When an index validation operation identifies a misindexed document, the new auto-recovery feature attempts to regenerate the indexed document automatically.

How Auto-Recovery Works

  • During validation, if a document is found to be misindexed, the system triggers a regeneration of that document.

  • Near Real Time (NRT) indexing is used for document recovery.

  • System safeguards ensure that Elasticsearch is not overloaded during the recovery process.

flow.index.recovery.threshold

Defines the batch size for auto-recovery after index validation (default: 100). Setting this to 0 disables auto-recovery. Controls the number of NRT operations per batch and includes a configurable delay between batches (default delay: 1 minute). To adjust the delay, modify the Penalty Duration in the Regenerate Document processor in NiFi under

Recover Failed Validation > Send Update
    Events
flow.index.recovery.maximum.retries

Defines the maximum number of retry attempts for auto-recovery if failures persist (default: 3 retries). It is recommended to rerun the validation after each auto-recovery attempt.

flow.validate.exemption

Allows exemption of specific validation codes and document IDs. Useful for known acceptable validation violations. Supports regular expressions for IDs. Example:

DI8026V: 1,2,3 ; DI8034V: [1-4][0-9]*7,
    [479][0-9]*

API endpoints

To trigger integrity check, below ingest API is used:

  • https://ingest-host:ingest-port/connectors/auth.validate/run?storeId=storeIdt
    This API generates a runId which is used in the following APIs.
  • To verify the run status of the previous call, use:
    http://ingest-host:ingest-port/connectors/auth.validate/runs/runId/status
  • To check if there is any error in the run, use the following API call:
    http://ingest-host:ingest-port/connectors/auth.validate/runs/<runId>
  • To check validation logs use the following API call:
    http://ingest-host:ingest-port/connectors/auth.validate/runs/runId?logSeverity=V
Note: The logSeverity parameter is case sensitive. To extract the logs for the validation pipeline append a capital V.

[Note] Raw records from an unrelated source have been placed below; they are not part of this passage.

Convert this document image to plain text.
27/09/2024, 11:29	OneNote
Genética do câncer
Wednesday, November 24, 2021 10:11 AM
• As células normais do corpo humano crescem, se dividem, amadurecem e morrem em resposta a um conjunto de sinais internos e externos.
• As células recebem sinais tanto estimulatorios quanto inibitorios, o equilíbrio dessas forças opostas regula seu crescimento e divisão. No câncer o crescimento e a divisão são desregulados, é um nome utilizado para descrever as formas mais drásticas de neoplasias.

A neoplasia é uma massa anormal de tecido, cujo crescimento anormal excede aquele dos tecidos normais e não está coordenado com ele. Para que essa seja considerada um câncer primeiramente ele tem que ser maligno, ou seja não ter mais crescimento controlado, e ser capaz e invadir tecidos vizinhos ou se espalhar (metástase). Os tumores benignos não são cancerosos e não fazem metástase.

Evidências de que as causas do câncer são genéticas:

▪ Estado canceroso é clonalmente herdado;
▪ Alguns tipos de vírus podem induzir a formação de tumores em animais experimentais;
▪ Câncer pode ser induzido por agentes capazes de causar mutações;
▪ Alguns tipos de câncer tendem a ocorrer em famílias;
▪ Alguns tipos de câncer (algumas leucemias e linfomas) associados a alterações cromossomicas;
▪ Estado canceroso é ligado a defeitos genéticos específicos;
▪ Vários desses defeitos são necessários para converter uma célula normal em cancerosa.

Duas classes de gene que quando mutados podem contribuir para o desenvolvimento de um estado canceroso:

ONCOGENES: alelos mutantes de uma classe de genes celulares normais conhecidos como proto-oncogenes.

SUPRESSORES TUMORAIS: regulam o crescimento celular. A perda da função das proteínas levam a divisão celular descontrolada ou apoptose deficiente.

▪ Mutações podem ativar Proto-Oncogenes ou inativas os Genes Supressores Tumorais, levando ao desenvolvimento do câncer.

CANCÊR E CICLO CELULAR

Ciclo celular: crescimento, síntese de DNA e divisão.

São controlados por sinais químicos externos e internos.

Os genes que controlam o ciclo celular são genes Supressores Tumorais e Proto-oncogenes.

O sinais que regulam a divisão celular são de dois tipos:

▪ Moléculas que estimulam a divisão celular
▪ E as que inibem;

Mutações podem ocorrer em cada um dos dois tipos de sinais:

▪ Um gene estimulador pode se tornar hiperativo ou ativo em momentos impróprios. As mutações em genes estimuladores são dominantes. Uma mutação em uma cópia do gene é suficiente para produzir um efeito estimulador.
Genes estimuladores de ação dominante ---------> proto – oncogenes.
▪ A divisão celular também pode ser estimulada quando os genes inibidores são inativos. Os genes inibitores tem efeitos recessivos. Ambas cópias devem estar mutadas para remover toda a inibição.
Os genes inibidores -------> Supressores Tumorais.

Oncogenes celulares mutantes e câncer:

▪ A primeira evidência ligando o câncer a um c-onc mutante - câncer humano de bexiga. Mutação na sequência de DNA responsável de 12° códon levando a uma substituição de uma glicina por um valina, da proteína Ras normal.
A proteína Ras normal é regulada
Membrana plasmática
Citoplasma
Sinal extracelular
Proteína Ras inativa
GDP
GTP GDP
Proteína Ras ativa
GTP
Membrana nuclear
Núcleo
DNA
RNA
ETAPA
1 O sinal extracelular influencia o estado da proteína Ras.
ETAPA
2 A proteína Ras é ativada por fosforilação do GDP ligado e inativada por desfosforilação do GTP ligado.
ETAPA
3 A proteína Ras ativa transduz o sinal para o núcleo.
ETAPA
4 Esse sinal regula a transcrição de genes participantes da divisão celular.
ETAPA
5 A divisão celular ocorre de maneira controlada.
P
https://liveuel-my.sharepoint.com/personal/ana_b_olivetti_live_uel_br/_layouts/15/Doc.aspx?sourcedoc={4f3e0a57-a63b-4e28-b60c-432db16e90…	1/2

HCL Commerce Version 9.1.18.0 or later

Catalog Entry Validation

Catalog entry validation helps ensure the accuracy, completeness, and consistency of product data across various indexes such as the Product Index, Inventory Index, and Price Index. This validation process identifies discrepancies and missing data, logs errors with severity codes, and provides detailed feedback for resolution. Validation covers the following areas:
  1. Inventory Validation
  2. Price Validation.
  3. Item-Product and Variant-Product Relationship Validation.
Inventory validation
Inventory Validation checks inventory quantity for Product Variants and Items by comparing the inventories.total.quantity field in the Product Index with the same field in the Inventory Index. If the quantities under inventories.total.quantity in the product index andinventories.total.quantity in the inventory index mismatch or if the whole field is missing in the product index, then the validation status will show a message with Severity code V and Logging Code DI8031V along with the IDs of those catalog entries.
Price validation
Price Validation checks for List and Offer prices for each catalog entry type in the product index. If any of the fields is missing in the product index, the validation status will show a message with Severity code V and Logging Code DI8038V.

Price Validation also checks for contract prices under field prices.<contract_Id>.<Currency> in the product index and compares that with their respective contract prices for each currency in the Price index. If there is a mismatch between the prices for each contract and currencies, then the validation status will show a message with Severity code V and Logging Code DI8037V along with the IDs of those catalog entries.

Item-Product and Variant-Product relationship validation
Validates relationships between Items, Variants, and their parent Products. It checks for relationship.product.* fields in the Product Index for catalog entry type Variants and Items and compares them in the database. If any of those fields are missing, the validation status will show a message with Severity code V and Logging Code DI8035V and DI8036V along with the IDs of those catalog entries.